Lost amidst the week’s geopolitical and propaganda dramas was a signal event in the long history of dominance leading directly to collapse: Microsoft bought Nokia’s mobile phone business for $7.2 billion (5.44 euros). Considering that this business was valued at 260 billion euros ($340 billion) not that long ago, that is a rather precipitous decline from tech-dominance grace.
As Microsoft buys Nokia, Finns mourn their claim to fame
Microsoft has a long history of acquiring innovations by buying tech companies by the dozen, and of overpaying for acquisitions and eventually writing down the value of the purchases. With Nokia’s market share down to 4%, it could be argued Mr. Softee is once again overpaying, but perhaps the patent portfolio will be worth the purchase price.
Or maybe not. Patent trolling is no substitute for creativity, innovation and appreciation of risk.
Microsoft is a case study in dominance leading to incompetence and catastrophe. Within the moat of near-monopoly/dominance, competence dwindles to the ability to keep doing what worked spectacularly well in the past, and keeping bureaucratic infighting and divisional rivalries down to a dull background erosion of initiative and talent.
Doing more of what succeeded spectacularly in the past works until it doesn’t, at which point doggedly pressing on with the old formula of success leads to catastrophic failures.
Nokia and Blackberry are recent case studies, but the rise of Google Chrome and smart-phone/tablet computing is beginning to threaten Microsoft’s core business of being the utility monopoly in the PC space.

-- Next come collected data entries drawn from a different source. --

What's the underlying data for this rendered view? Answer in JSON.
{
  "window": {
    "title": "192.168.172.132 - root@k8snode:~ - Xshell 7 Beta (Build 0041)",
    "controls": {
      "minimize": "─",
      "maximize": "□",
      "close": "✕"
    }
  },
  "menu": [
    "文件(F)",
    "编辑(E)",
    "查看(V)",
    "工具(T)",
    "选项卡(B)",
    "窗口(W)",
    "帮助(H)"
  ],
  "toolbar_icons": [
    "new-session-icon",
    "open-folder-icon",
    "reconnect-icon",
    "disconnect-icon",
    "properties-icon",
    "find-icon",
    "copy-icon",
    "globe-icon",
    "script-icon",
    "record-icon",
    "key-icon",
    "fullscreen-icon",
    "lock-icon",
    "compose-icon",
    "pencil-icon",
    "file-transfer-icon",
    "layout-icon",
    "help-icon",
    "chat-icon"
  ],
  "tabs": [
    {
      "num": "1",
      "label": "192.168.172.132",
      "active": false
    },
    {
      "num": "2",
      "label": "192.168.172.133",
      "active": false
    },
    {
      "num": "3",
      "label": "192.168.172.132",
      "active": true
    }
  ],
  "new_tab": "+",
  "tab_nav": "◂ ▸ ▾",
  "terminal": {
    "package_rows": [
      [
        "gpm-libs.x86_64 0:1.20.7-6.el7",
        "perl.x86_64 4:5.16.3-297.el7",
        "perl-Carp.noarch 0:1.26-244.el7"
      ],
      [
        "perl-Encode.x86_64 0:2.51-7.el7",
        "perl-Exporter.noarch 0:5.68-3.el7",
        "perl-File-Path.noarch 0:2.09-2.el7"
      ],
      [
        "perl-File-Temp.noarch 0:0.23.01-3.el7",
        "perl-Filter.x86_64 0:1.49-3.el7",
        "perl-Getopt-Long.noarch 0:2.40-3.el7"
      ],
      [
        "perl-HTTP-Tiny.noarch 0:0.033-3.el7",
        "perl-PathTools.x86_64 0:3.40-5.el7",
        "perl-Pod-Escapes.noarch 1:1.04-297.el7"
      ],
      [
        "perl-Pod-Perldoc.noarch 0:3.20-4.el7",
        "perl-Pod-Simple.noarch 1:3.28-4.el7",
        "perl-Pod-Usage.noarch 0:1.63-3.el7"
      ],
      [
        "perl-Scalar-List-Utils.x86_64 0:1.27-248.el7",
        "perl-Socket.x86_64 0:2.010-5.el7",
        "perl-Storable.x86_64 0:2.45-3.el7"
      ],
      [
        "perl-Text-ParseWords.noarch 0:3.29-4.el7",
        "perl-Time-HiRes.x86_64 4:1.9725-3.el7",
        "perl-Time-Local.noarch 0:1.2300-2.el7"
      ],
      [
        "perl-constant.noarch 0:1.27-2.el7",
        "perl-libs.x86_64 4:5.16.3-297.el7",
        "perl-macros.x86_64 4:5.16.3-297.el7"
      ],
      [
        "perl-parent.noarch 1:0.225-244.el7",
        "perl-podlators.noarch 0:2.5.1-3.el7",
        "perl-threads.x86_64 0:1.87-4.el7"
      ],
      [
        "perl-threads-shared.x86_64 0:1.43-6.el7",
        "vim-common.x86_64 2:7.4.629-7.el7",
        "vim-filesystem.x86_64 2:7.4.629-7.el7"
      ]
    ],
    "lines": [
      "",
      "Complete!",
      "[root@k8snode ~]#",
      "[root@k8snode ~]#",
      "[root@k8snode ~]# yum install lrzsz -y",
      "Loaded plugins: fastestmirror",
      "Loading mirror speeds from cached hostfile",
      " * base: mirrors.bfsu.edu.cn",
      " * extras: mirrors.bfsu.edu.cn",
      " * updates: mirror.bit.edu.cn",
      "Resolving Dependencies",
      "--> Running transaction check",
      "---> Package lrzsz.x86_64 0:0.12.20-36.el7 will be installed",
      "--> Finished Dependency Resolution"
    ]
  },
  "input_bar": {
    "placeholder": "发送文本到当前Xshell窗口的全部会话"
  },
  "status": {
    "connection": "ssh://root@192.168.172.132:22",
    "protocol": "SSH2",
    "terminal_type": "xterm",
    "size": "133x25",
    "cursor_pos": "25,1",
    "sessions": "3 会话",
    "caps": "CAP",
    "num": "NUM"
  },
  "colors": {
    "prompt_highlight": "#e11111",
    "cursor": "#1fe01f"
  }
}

Dominance means leaders and employees alike lose the ability to experience risk. The customer will take what is delivered, regardless, for the simple reason that alternatives are either unavailable or cumbersome.
In the PC space, the other mainstream choice to date has been the costly Macintosh family of Apple computers.
Now that cheap tablets running the free Chrome operating system can do pretty much everything a PC can do, and do so on the go, Microsoft’s monopoly is threatened. It’s not just that consumers hate the Windows 8 operating system–the entire PC platform is slipping from dominance.